Northrop Grumman Corp.’s advanced fire control products played a key role in the most challenging test to-date of the nation’s Ground-based Midcourse Defense (GMD) system, the nation’s only defense against long-range ballistic missiles. In the system’s first intercept test using multiple sensors (past tests have used only one sensor) to track and hit a live target, the GMD fire control products (GFC) integrated data from several globally-dispersed sensors to help coordinate the overall engagement sequence and more precisely track and ultimately destroy the target. In addition, Northrop Grumman’s command launch equipment (CLE) software effectively launched the interceptor.


“The Northrop Grumman fire control products demonstrated a leap in capability today,” said Karen Williams, sector vice president and general manager of the Missile Defense Division for Northrop Grumman’s Mission Systems sector. “In pulling data from four sensors, versus one, the GFC had to perform the challenging task of correlating a multitude of different track data to decide on a trajectory that would correctly position the interceptor to hit the target.
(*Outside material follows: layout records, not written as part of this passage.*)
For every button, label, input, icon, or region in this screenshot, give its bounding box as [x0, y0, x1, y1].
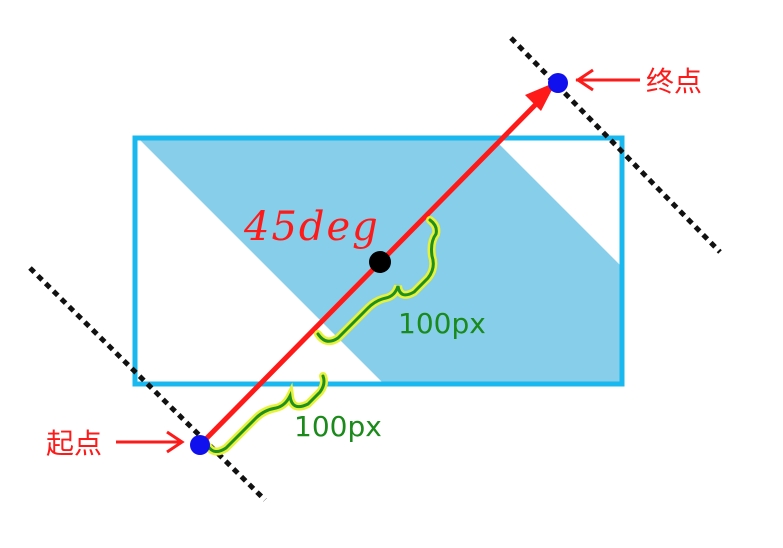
end-point-label: 终点 [646, 66, 702, 97]
angle-label: 45deg [243, 204, 380, 250]
brace-lower [204, 372, 328, 456]
end-perpendicular-line [509, 36, 722, 254]
element-box [132, 135, 625, 387]
upper-segment-label: 100px [398, 307, 486, 340]
lower-segment-label: 100px [294, 410, 382, 443]
gradient-arrowhead [525, 82, 556, 111]
start-pointer-arrow-icon [116, 430, 185, 454]
center-dot-icon [369, 251, 391, 273]
end-point-dot-icon [548, 73, 568, 93]
start-perpendicular-line [28, 266, 267, 502]
brace-upper [314, 216, 441, 346]
end-pointer-arrow-icon [575, 68, 640, 92]
start-point-label: 起点 [46, 428, 102, 459]
start-point-dot-icon [190, 435, 210, 455]
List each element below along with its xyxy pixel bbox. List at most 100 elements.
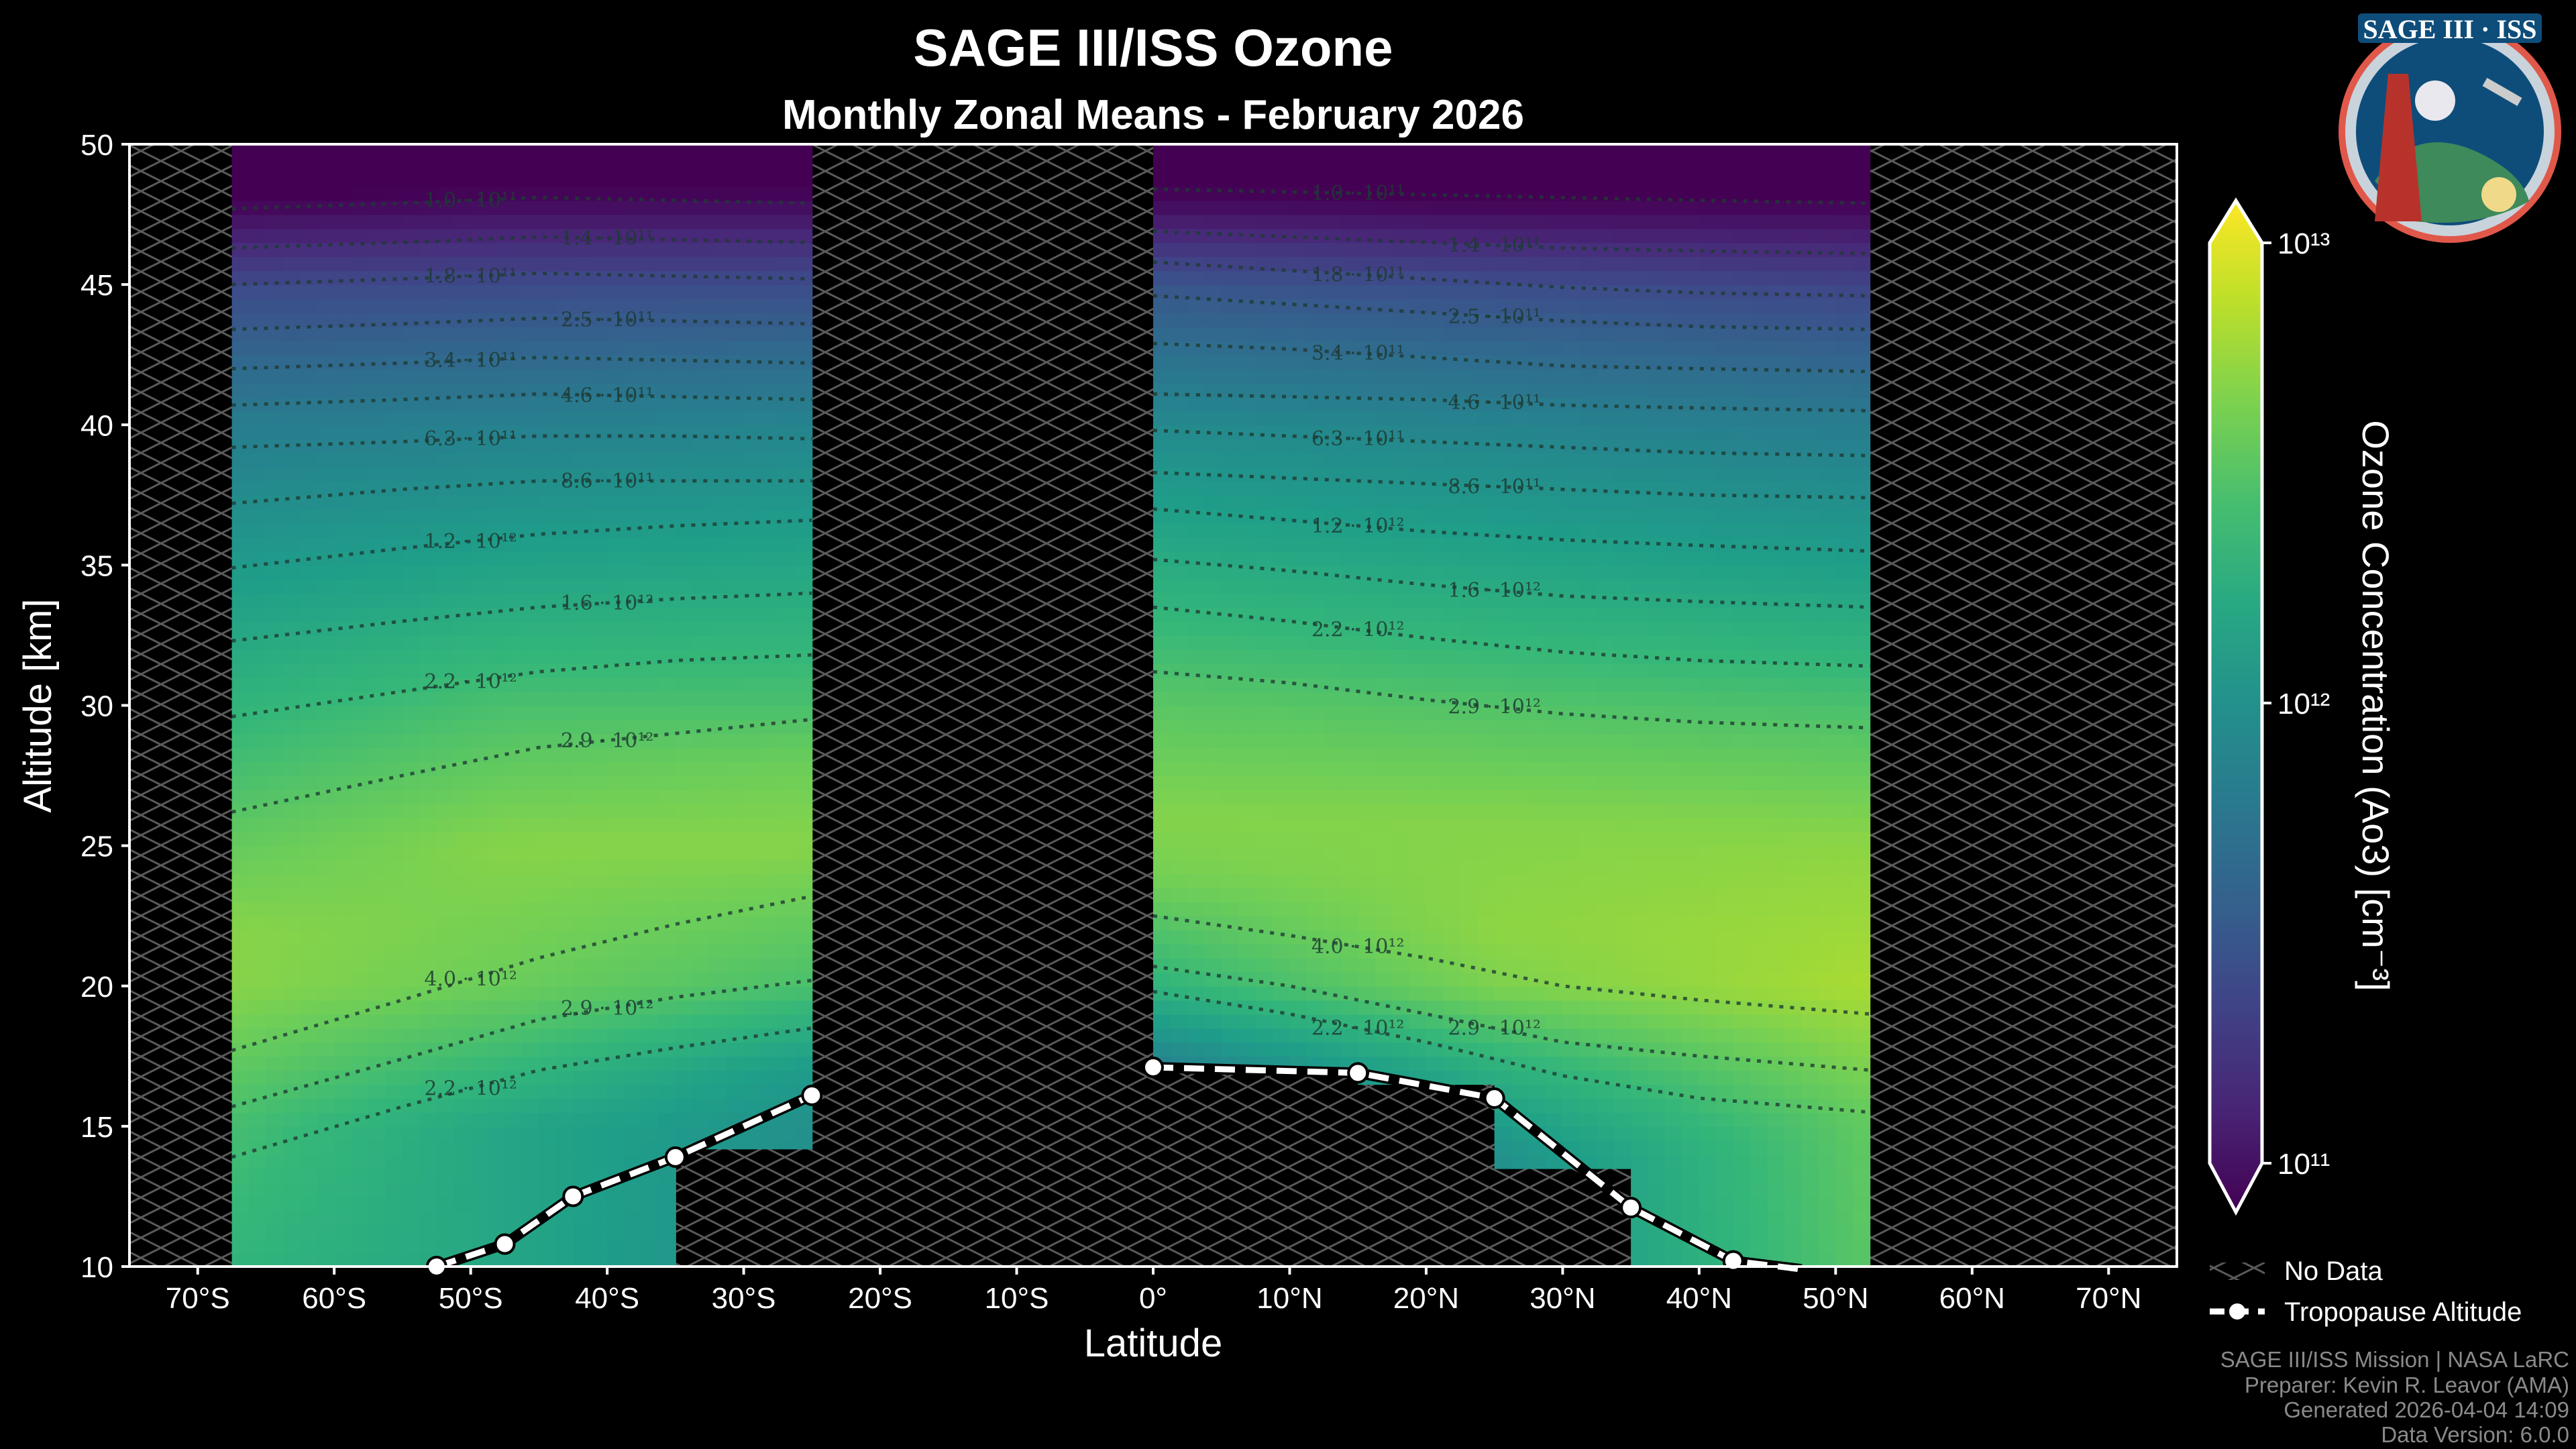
field-cell	[727, 1042, 745, 1057]
field-cell	[334, 1168, 352, 1183]
field-cell	[1324, 803, 1342, 818]
field-cell	[539, 1042, 557, 1057]
field-cell	[1221, 256, 1240, 272]
field-cell	[1443, 425, 1461, 440]
field-cell	[624, 1154, 642, 1169]
field-cell	[402, 368, 421, 384]
field-cell	[1358, 803, 1376, 818]
field-cell	[794, 186, 813, 201]
field-cell	[1562, 635, 1580, 650]
field-cell	[1153, 593, 1171, 608]
field-cell	[521, 621, 540, 636]
field-cell	[1221, 845, 1240, 861]
field-cell	[1204, 761, 1222, 777]
field-cell	[1631, 228, 1649, 244]
field-cell	[1511, 172, 1529, 187]
field-cell	[1409, 775, 1427, 790]
field-cell	[1170, 214, 1188, 229]
field-cell	[1528, 453, 1546, 468]
field-cell	[1528, 158, 1546, 173]
field-cell	[1392, 494, 1410, 510]
field-cell	[453, 1070, 472, 1085]
field-cell	[1306, 649, 1325, 664]
field-cell	[1153, 326, 1171, 341]
field-cell	[402, 635, 421, 650]
field-cell	[1477, 902, 1495, 917]
field-cell	[1306, 845, 1325, 861]
field-cell	[300, 1084, 318, 1099]
field-cell	[1221, 382, 1240, 398]
field-cell	[282, 1014, 301, 1029]
field-cell	[573, 859, 591, 875]
field-cell	[1273, 158, 1291, 173]
field-cell	[521, 1140, 540, 1155]
field-cell	[1187, 944, 1205, 959]
field-cell	[317, 508, 335, 524]
field-cell	[1375, 775, 1393, 790]
field-cell	[743, 957, 762, 973]
field-cell	[1273, 186, 1291, 201]
field-cell	[334, 1196, 352, 1212]
field-cell	[282, 747, 301, 763]
field-cell	[1409, 1000, 1427, 1015]
field-cell	[658, 256, 676, 272]
field-cell	[334, 200, 352, 215]
field-cell	[1289, 859, 1307, 875]
field-cell	[317, 494, 335, 510]
field-cell	[1613, 663, 1632, 678]
field-cell	[573, 831, 591, 847]
field-cell	[624, 200, 642, 215]
field-cell	[1682, 1168, 1700, 1183]
field-cell	[1340, 944, 1359, 959]
field-cell	[1597, 944, 1615, 959]
field-cell	[249, 256, 267, 272]
field-cell	[1579, 340, 1598, 356]
field-cell	[1153, 396, 1171, 412]
field-cell	[282, 677, 301, 692]
field-cell	[1255, 494, 1274, 510]
field-cell	[1409, 789, 1427, 804]
field-cell	[1238, 396, 1256, 412]
field-cell	[727, 663, 745, 678]
field-cell	[1273, 537, 1291, 552]
field-cell	[488, 635, 506, 650]
field-cell	[1221, 719, 1240, 735]
field-cell	[249, 1224, 267, 1240]
field-cell	[249, 284, 267, 300]
field-cell	[761, 256, 779, 272]
field-cell	[675, 845, 694, 861]
field-cell	[385, 1070, 403, 1085]
field-cell	[1597, 803, 1615, 818]
field-cell	[1545, 831, 1564, 847]
field-cell	[761, 228, 779, 244]
field-cell	[624, 705, 642, 720]
field-cell	[436, 747, 455, 763]
field-cell	[266, 803, 284, 818]
field-cell	[1579, 439, 1598, 454]
field-cell	[1665, 453, 1683, 468]
field-cell	[1238, 480, 1256, 496]
field-cell	[675, 1070, 694, 1085]
field-cell	[1494, 551, 1513, 566]
field-cell	[1238, 144, 1256, 159]
field-cell	[453, 466, 472, 482]
field-cell	[1340, 649, 1359, 664]
field-cell	[1187, 1014, 1205, 1029]
field-cell	[658, 888, 676, 903]
field-cell	[1562, 551, 1580, 566]
field-cell	[1324, 411, 1342, 426]
field-cell	[555, 466, 574, 482]
field-cell	[1545, 551, 1564, 566]
field-cell	[624, 691, 642, 706]
field-cell	[1562, 775, 1580, 790]
field-cell	[692, 663, 710, 678]
field-cell	[573, 705, 591, 720]
field-cell	[317, 537, 335, 552]
field-cell	[641, 256, 659, 272]
field-cell	[231, 1182, 250, 1197]
field-cell	[1426, 466, 1444, 482]
field-cell	[470, 888, 489, 903]
field-cell	[1153, 761, 1171, 777]
field-cell	[641, 789, 659, 804]
field-cell	[317, 565, 335, 580]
This is an extremely complicated effort, and I congratulate our team for again raising the bar and successfully meeting the objectives for every test to date.”

During the GMD flight test, known as FTG-05 and conducted by the US Missile Defense Agency and The Boeing Co., a ground-based interceptor was launched from Vandenberg Air Force Base (VAFB), CA against a target missile threat fired from a launch complex in Kodiak, AK. The test employed four sensors located at-sea and along the West Coast. The fire control system—at Ft. Greely, AK and in Colorado Springs, CO—integrated data from these sensors to help identify, track and shoot down the target. The in-flight communication system data terminal, located at VAFB, provided target-track updates during the interceptor’s flight to the target. “Our advanced software algorithms made sense of the information provided by these sensors, determined the best interceptor path, and put the kill vehicle in the right spot to make the hit,” said Steve Owens, GMD Systems program director for Northrop Grumman in Huntsville, AL.